Leia íntegra do discurso de Lula em Pelotas

da Folha Online

O presidente Luiz Inácio Lula da Silva discursou hoje em Pelotas (RS), na abertura da 11ª edição da Fenadoce (Feira Nacional do Doce). No pronunciamento ele rebateu as críticas de seu antecessor, Fernando Henrique Cardoso, dizendo que pegou o país "no buraco".

Leia a íntegra do discurso:

"Minha querida companheira Marisa Letícia da Silva,
Meu querido companheiro governador Germano Rigotto e sua esposa, Cláudia Rigotto,
Meu companheiro Roberto Rodrigues, ministro da Agricultura, Pecuária e Abastecimento,
Meu querido companheiro Olívio Dutra, ministro das Cidades,
Minha querida companheira Emília Fernandes, ministra da Secretaria Especial de Política para as Mulheres,
Meu querido companheiro Gilberto Gil, ministro da Cultura,
Meu querido companheiro Tarso Genro, Secretário Especial do Conselho de Desenvolvimento Econômico e Social,
Meu querido governador Zeca do PT e sua companheira Gilda,
Meu caro Jorge Mattoso, presidente da Caixa Econômica Federal,
Meu querido Fernando Marrone e a Míriam, prefeito e sua esposa,
Meu caro Jorge Laidano, Presidente da Fenadoce,
Meu caro Fernando Estima, Presidente do CDL,
Meus queridos alunos da Escola São Francisco,
Alunos surdo-mudos das escolas municipais de Pelotas,
Delegados do Orçamento Participativo de Pelotas,
prefeitos aqui presentes, vereadores, secretários, assessores, mulheres e homens do nosso querido Rio Grande do Sul,

Eu, se me permitem, vou quebrar a regra do protocolo e vou levar esse microfone aqui para a frente, para ter uma conversa muito tête-à-tête com os meus companheiros desse imenso Brasil e desse grandioso Estado do Rio Grande do Sul.

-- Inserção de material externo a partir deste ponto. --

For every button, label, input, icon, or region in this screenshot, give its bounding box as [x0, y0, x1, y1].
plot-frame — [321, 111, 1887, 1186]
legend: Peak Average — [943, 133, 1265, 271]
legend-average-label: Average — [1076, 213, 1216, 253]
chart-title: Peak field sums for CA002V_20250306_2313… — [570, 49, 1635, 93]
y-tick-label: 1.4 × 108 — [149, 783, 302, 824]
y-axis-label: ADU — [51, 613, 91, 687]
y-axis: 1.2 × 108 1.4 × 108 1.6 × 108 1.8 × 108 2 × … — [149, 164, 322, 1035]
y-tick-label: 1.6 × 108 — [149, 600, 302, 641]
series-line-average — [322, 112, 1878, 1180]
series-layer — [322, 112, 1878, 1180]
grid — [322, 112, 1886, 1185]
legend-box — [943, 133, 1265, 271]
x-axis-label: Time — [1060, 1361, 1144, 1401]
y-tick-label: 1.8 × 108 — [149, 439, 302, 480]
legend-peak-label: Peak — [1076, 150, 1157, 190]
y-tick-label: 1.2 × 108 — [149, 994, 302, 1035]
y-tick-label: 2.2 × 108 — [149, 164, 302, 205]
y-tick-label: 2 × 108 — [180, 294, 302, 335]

Estado ao qual eu sou grato, durante toda a minha vida política, porque, se dependesse dos rincões gaúchos eu, há muito tempo, já teria sido eleito Presidente da República.

Meu companheiro Rigotto, governador do Estado do Rio Grande do Sul, pessoa com quem eu tenho trabalhado da forma mais harmônica possível, junto com os vários ministros de Estado que eu tenho do Estado do Rio Grande do Sul: o companheiro Miguel Rosseto, que não pôde vir hoje porque está numa reunião do Consea; o Olívio, o Tarso, a Emília, a nossa companheira Dilma Russef, ministra das Minas e Energia.

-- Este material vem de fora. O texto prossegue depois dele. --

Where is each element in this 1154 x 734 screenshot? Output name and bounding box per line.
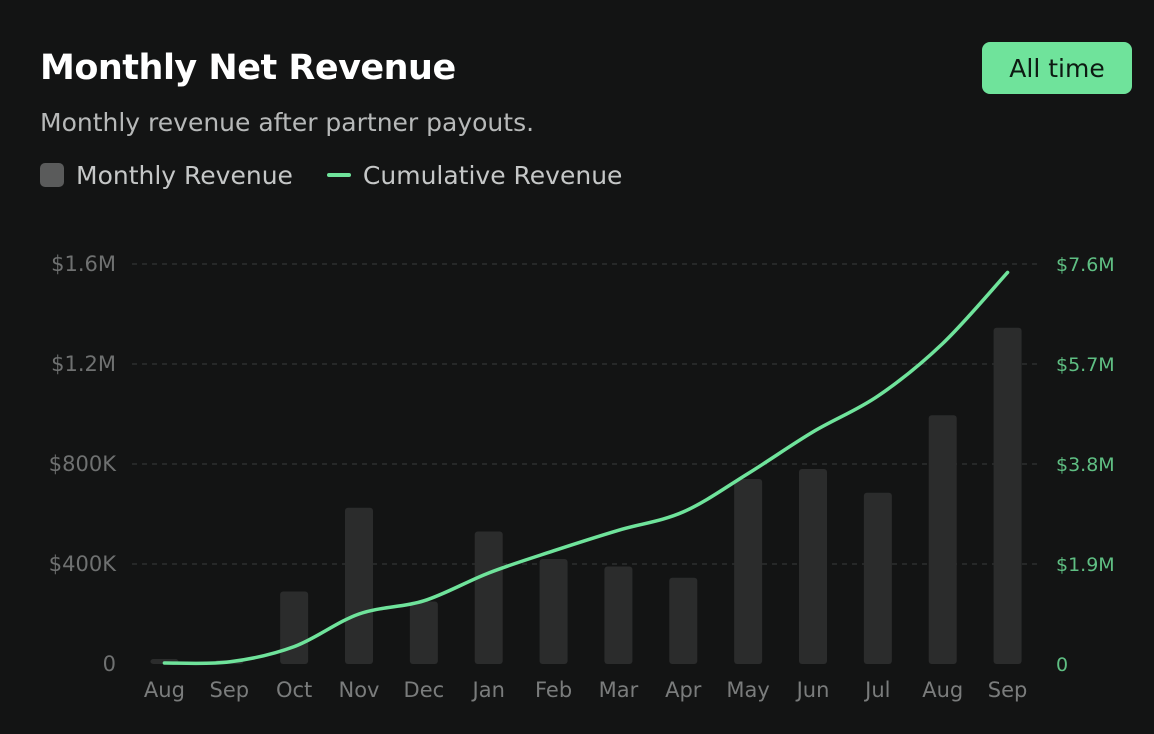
x-tick-label: Mar [599, 678, 639, 702]
y-right-tick-label: $3.8M [1056, 454, 1115, 476]
bar-swatch-icon [40, 163, 64, 187]
y-left-tick-label: $400K [49, 552, 117, 576]
revenue-bar [345, 507, 373, 664]
revenue-bar [409, 601, 438, 664]
x-tick-label: Dec [404, 678, 445, 702]
x-tick-label: Jan [471, 678, 505, 702]
y-left-tick-label: $800K [49, 452, 117, 476]
y-left-tick-label: 0 [103, 652, 116, 676]
revenue-bar [993, 327, 1022, 664]
y-left-tick-label: $1.6M [51, 252, 116, 276]
revenue-bar [734, 479, 763, 664]
chart-title: Monthly Net Revenue [40, 48, 456, 88]
cumulative-revenue-line [162, 270, 1010, 666]
x-tick-label: Sep [209, 678, 249, 702]
x-tick-label: Sep [988, 678, 1028, 702]
legend-item-cumulative-revenue[interactable]: Cumulative Revenue [326, 160, 623, 190]
y-right-tick-label: 0 [1056, 654, 1068, 676]
revenue-bar [280, 591, 309, 664]
line-swatch-icon [326, 173, 351, 177]
x-tick-label: Jun [795, 678, 830, 702]
revenue-bar [604, 566, 633, 664]
x-tick-label: Feb [535, 678, 572, 702]
y-left-tick-label: $1.2M [51, 352, 116, 376]
legend-item-monthly-revenue[interactable]: Monthly Revenue [40, 161, 293, 190]
time-range-button[interactable]: All time [982, 42, 1132, 94]
chart-subtitle: Monthly revenue after partner payouts. [40, 108, 535, 137]
chart-legend: Monthly Revenue Cumulative Revenue [40, 158, 656, 192]
revenue-bar [474, 531, 503, 664]
revenue-bar [928, 415, 957, 664]
x-tick-label: May [726, 678, 769, 702]
y-right-tick-label: $5.7M [1056, 354, 1115, 376]
revenue-bar [799, 469, 827, 664]
y-right-tick-label: $7.6M [1056, 254, 1115, 276]
legend-label-cumulative-revenue: Cumulative Revenue [362, 160, 623, 190]
x-tick-label: Oct [276, 678, 312, 702]
y-right-tick-label: $1.9M [1056, 554, 1115, 576]
x-tick-label: Nov [339, 678, 380, 702]
legend-label-monthly-revenue: Monthly Revenue [76, 160, 293, 190]
x-tick-label: Jul [863, 678, 890, 702]
x-tick-label: Aug [144, 678, 185, 702]
x-tick-label: Aug [922, 678, 963, 702]
revenue-bar [669, 577, 698, 664]
revenue-bar [539, 559, 568, 664]
revenue-bar [863, 492, 892, 664]
x-tick-label: Apr [665, 678, 702, 702]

O Rigotto pode ser testemunha de que a disputa eleitoral de 2002 ficou na agenda de 2002, porque agora nós fomos eleitos para trabalhar por esse Brasil e não há espaço para as coisas menores.

E eu queria dizer para vocês que é uma alegria imensa estar aqui, porque é a sétima Feira de Agronegócios que eu visito este ano. Eu duvido, meu companheiro Roberto Rodrigues, que em algum momento da História do Brasil, um Presidente da República visitou, em apenas cinco meses, sete feiras de agronegócios neste país.

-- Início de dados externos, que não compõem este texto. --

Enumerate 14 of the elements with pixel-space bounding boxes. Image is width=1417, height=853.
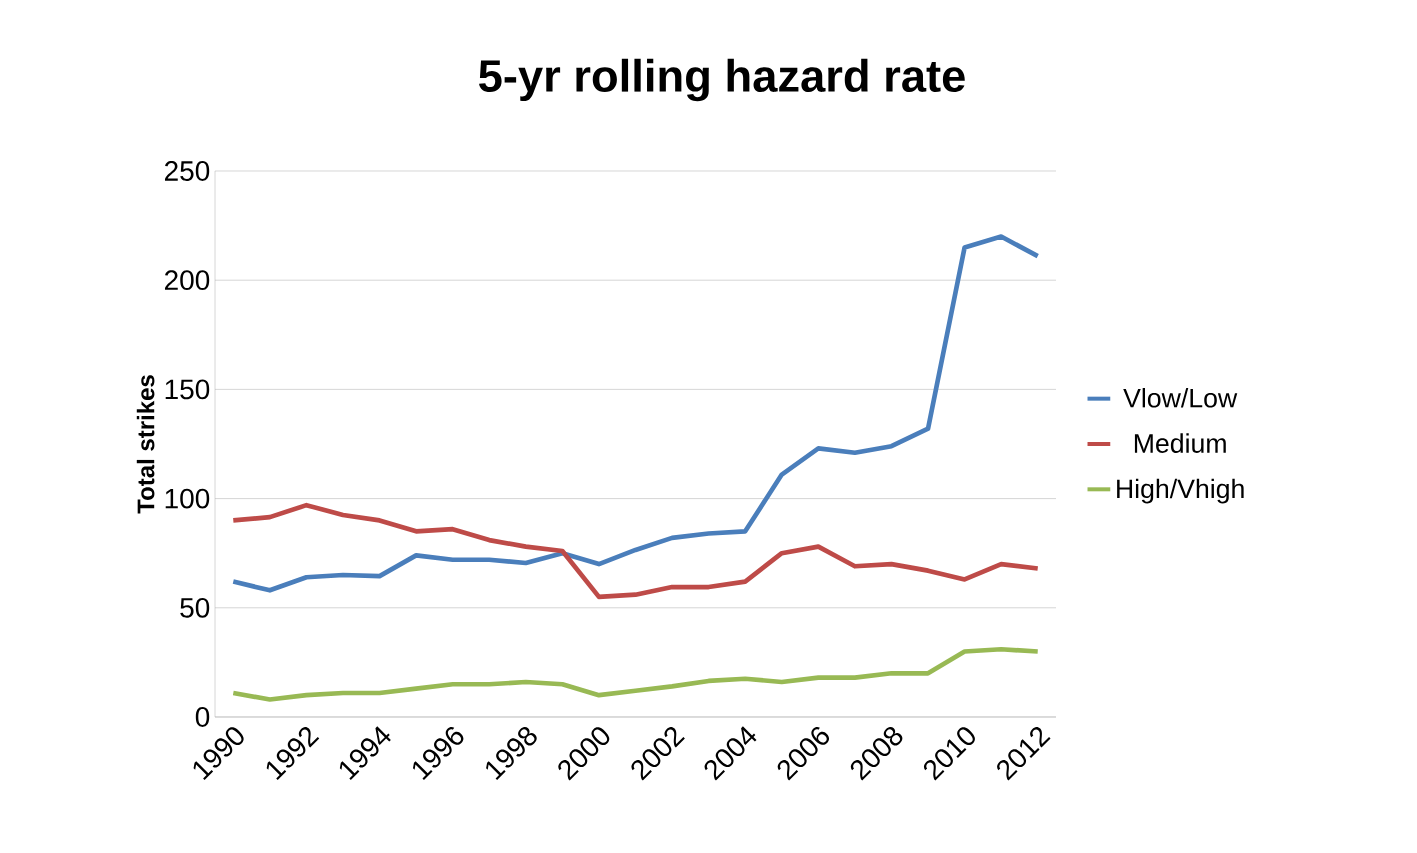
line-series <box>230 502 1041 600</box>
y-tick-label: 200 <box>164 270 210 291</box>
y-tick-label: 50 <box>180 597 210 618</box>
line-series <box>230 646 1041 702</box>
legend-label: Vlow/Low <box>1123 388 1238 408</box>
y-tick-label: 0 <box>195 707 210 727</box>
y-tick-label: 150 <box>165 379 210 400</box>
y-tick-label: 250 <box>164 161 210 181</box>
legend-label: Medium <box>1134 433 1226 453</box>
legend-label: High/Vhigh <box>1117 478 1244 504</box>
y-tick-label: 100 <box>165 488 210 509</box>
chart-title: 5-yr rolling hazard rate <box>479 58 965 102</box>
line-series <box>230 234 1041 593</box>
y-axis-title: Total strikes <box>136 375 155 514</box>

Isso porque é exatamente através do agronegócio que nós estamos dando uma demonstração ao Brasil, à América do Sul e ao mundo, de que este país recuperou sua auto-estima, e este país não vai pedir licença para ninguém, porque sabe o que quer e sabe como chegar aonde quer.

E vocês sabem perfeitamente bem a situação que nós pegamos o Brasil. E eu assumi um compromisso de que não iria, depois da minha vitória, ficar chorando aquilo que não tinha sido feito pelo meu antecessor. Eu disse, publicamente, que tinha sido eleito, meu mandato será de quatro anos, e eu tenho quatro anos para dedicar o que tenho de melhor da minha vida, da minha inteligência, para provar que um torneiro mecânico pode governar este país com muito mais sabedoria do que ele já foi governado em qualquer outro momento.

Os que, agora, com muita facilidade, criticam a política econômica, não tiveram coragem de criticar em dezembro. Porque, em dezembro, os mesmos que estão criticando agora tinham dúvidas de que nós seríamos capazes de levar o Brasil a sair do buraco em que o pegamos, em dezembro do ano passado.

Este país estava com quase 2.400 pontos de risco. Pela primeira vez, nem no tempo do ministro Dilson Funaro, quando decretou a moratória, em 86, este país teve cortados os seus créditos internacionais para exportação. Nós pegamos este país quando ele não tinha um dólar para financiar a nossa exportação. E havia quem dissesse: "O Lula não pode governar porque, imaginem, ele não fala inglês. Como é que ele vai governar?" Pois bem, bastaram cinco meses para a gente provar que a respeitabilidade de um país não se consegue falando inglês ou espanhol, mas com caráter, com ética e com projetos concretos que nós queremos para o nosso país.

E, hoje, eu duvido que, em algum momento da História do Brasil, este país já gozou da respeitabilidade que ele goza hoje em todos os países do mundo. Da respeitabilidade, da esperança, porque as pessoas estão convencidas de que somente nós seremos capazes de compatibilizar uma política de ajuste fiscal, que é necessário fazê-lo, com uma política social intensa.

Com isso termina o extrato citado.